Hi,
I am working on a project to perform multilingual full-text search using Elasticsearch. one field can contain a word combination of different languages or transliteration. for example in the English text may contain Armenian words. or Russian words in the Armenian text. and i am trying now to configure text analysis with language analyzer.
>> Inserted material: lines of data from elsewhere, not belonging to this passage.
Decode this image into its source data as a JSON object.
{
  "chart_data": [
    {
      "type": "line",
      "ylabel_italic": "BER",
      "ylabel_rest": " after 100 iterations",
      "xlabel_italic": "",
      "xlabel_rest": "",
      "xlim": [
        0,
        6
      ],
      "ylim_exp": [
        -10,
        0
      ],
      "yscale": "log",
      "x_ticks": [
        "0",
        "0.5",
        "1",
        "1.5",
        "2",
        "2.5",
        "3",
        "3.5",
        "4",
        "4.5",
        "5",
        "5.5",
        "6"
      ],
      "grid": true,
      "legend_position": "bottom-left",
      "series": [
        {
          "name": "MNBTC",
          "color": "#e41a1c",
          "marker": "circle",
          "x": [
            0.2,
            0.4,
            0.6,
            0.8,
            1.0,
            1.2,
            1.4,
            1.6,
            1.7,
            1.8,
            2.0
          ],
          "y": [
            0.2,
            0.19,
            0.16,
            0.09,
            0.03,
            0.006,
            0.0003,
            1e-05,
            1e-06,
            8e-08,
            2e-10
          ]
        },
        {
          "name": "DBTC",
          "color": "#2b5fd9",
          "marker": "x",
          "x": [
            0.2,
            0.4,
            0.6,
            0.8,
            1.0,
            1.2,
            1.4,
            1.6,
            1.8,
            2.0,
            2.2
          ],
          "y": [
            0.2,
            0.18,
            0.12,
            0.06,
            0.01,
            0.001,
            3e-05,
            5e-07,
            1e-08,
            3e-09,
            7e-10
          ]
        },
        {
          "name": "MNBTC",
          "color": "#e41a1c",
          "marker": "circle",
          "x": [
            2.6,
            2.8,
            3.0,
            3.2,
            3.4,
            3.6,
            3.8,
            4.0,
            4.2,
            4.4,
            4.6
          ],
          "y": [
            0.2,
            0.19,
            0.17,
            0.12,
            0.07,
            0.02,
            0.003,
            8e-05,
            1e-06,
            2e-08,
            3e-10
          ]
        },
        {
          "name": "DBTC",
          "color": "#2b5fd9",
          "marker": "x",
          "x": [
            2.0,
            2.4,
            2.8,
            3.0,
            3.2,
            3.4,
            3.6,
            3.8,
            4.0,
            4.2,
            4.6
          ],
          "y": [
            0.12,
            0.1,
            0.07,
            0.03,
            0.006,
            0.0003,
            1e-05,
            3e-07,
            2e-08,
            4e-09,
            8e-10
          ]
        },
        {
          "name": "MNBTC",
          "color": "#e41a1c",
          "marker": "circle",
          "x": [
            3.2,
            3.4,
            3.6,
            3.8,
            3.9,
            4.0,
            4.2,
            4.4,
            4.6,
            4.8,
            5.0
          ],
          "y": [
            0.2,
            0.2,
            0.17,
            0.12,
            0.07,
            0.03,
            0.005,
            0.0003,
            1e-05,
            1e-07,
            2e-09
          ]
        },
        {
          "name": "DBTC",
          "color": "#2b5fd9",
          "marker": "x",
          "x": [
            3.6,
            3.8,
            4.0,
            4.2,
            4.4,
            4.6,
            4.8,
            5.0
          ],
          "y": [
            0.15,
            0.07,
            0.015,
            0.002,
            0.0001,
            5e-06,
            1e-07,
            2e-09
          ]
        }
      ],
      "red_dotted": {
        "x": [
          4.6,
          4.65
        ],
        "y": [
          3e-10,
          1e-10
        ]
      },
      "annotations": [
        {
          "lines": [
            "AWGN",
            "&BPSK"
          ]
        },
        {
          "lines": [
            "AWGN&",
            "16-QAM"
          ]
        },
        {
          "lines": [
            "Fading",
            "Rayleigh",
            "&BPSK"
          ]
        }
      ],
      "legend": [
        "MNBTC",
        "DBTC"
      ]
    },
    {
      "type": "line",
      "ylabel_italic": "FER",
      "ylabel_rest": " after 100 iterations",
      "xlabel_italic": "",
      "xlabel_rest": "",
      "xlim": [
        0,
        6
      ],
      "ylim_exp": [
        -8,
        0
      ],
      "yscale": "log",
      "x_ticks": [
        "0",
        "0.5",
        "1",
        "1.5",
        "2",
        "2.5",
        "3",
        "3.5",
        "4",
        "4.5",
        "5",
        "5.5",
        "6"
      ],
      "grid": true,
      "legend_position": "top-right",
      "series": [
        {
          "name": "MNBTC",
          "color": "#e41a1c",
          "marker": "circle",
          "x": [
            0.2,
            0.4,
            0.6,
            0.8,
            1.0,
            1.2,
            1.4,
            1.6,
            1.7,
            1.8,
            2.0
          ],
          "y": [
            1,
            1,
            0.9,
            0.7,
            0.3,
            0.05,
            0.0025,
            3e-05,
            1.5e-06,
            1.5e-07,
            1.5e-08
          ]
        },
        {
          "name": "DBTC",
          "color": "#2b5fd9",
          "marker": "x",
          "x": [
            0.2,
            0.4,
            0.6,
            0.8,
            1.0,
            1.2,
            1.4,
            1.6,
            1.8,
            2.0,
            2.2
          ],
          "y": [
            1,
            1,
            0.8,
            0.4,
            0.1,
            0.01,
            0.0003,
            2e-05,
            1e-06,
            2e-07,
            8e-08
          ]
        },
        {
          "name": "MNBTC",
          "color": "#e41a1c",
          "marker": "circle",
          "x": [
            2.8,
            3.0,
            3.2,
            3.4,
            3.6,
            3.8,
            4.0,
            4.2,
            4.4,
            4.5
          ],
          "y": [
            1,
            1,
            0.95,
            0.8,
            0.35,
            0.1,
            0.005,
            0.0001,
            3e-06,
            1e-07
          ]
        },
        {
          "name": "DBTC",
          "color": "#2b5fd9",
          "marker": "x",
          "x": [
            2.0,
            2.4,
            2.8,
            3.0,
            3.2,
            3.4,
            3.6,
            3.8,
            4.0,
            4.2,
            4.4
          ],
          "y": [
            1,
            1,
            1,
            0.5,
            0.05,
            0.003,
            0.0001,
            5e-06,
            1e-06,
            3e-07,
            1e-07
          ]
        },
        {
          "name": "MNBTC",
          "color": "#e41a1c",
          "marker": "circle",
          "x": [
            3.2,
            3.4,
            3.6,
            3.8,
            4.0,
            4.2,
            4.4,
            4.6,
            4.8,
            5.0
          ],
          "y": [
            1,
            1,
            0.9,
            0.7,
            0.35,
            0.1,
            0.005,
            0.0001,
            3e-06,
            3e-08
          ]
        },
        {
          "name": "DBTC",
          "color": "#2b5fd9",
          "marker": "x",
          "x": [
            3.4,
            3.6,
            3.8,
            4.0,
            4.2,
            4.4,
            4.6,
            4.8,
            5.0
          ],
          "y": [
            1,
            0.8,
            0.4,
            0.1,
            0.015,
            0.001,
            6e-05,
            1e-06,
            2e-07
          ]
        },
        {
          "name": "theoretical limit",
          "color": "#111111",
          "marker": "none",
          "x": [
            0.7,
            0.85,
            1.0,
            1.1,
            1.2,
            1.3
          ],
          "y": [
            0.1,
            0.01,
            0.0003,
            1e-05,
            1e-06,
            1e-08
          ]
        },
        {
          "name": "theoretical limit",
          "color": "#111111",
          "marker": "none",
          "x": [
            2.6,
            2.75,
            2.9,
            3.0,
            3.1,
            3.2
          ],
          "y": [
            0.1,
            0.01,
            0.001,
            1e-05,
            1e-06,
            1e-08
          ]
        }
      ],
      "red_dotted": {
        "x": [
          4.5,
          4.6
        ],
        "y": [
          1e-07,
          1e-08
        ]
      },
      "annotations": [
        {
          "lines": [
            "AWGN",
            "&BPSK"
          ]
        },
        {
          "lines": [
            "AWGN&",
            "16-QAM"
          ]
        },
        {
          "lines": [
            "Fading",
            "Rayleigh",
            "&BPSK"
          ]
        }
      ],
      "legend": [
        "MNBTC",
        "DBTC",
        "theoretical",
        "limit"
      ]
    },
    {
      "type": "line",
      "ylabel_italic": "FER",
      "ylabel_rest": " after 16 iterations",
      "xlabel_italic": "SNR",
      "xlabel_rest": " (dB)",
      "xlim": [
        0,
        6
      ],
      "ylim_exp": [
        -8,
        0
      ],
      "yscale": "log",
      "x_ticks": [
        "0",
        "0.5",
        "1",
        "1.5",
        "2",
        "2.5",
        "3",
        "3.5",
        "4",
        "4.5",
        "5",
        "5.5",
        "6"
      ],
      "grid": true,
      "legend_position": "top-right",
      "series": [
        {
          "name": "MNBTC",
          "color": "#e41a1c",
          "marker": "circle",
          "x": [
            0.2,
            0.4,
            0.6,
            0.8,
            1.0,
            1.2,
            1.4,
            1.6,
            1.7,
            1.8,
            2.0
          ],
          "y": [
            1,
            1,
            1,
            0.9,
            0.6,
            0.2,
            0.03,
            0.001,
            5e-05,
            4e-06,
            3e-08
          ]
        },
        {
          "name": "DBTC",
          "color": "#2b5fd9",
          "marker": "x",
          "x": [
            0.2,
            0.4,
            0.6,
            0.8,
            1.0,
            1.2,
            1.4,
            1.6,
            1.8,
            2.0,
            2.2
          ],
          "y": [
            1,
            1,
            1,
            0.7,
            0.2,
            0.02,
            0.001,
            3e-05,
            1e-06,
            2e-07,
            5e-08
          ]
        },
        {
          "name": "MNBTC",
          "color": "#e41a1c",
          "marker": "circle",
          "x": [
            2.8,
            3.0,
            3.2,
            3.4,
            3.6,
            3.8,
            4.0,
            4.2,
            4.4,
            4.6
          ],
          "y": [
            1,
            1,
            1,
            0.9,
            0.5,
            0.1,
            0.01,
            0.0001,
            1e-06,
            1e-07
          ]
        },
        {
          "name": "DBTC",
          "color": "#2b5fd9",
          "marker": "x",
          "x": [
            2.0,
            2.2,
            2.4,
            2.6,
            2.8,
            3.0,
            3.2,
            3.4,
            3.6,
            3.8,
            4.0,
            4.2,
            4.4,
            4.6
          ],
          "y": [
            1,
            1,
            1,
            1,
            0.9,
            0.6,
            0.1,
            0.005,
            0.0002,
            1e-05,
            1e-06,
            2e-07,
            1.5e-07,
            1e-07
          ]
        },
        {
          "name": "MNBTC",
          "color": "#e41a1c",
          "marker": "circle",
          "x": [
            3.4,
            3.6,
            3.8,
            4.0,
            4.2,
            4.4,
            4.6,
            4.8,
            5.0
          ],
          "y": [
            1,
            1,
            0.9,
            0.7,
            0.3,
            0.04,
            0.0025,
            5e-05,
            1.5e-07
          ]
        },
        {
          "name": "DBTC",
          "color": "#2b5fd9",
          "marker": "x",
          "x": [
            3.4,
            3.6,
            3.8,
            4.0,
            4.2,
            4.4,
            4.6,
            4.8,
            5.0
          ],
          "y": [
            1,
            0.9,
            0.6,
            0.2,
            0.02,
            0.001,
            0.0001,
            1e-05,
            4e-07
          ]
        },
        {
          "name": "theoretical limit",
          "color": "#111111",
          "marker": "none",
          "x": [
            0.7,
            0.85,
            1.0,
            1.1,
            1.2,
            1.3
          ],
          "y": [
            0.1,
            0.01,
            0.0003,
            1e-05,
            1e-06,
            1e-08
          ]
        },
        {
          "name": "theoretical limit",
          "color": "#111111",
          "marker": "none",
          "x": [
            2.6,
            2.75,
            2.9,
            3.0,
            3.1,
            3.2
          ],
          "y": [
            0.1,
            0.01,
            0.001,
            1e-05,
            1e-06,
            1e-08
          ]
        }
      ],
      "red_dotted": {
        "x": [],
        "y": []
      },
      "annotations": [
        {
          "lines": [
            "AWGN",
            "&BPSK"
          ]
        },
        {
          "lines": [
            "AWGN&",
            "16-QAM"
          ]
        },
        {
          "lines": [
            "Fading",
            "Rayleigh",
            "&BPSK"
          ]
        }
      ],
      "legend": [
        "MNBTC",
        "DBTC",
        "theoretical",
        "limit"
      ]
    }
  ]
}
in my case don't know what language it is before indexing.
{
"settings": {
"analysis": {
"filter": {
"armenian_stop": {
"type": "stop",
"stopwords": "_armenian_"
},
"armenian_keywords": {
"type": "keyword_marker",
"keywords": [
"օրինակ"
]
},
"armenian_stemmer": {
"type": "stemmer",
"language": "armenian"
},
"russian_stop": {
"type": "stop",
"stopwords": "_russian_"
},
"russian_keywords": {
"type": "keyword_marker",
"keywords": [
"пример"
]
},
"russian_stemmer": {
"type": "stemmer",
"language": "russian"
},
"graph_synonyms": {
"type": "synonym",
"synonyms_path": "analysis/synonym.txt"
}
},
"analyzer": {
"rebuilt_armenian": {
"tokenizer": "standard",
"filter": [
"lowercase",
"armenian_stop",
"armenian_keywords",
"armenian_stemmer",
"graph_synonyms"
]
},
"rebuilt_russian": {
"tokenizer": "standard",
"filter": [
"lowercase",
"russian_stop",
"russian_keywords",
"russian_stemmer"
]
}
}
}
},
"mappings": {
"properties": {
"age": {
"type": "integer"
},
"email": {
"type": "keyword"
},
"name": {
"type": "text",
"fields": {
"ar": {
"type": "text",
"analyzer": "rebuilt_armenian"
},
"ru": {
"type": "text",
"analyzer": "rebuilt_russian"
}
}
},
"location": {
"type": "geo_point"
}
}
}
}
query:
and as far as I understand it is necessary to search for specific fields, if you search for example by "name" then the standard analyzer will work
Am I doing everything right?
{
"query": {
"bool": {
"must": [
{
"query_string": {
"fields": [ "name.ar", "name.ru"],
"query": "ներմուծված"
}
}
],
"filter": [
{
"geo_distance": {
"distance": "25km",
"location": {
"lat": 40.79420000 ,
"lon": 43.84528000
}
}
}
]
}
}
}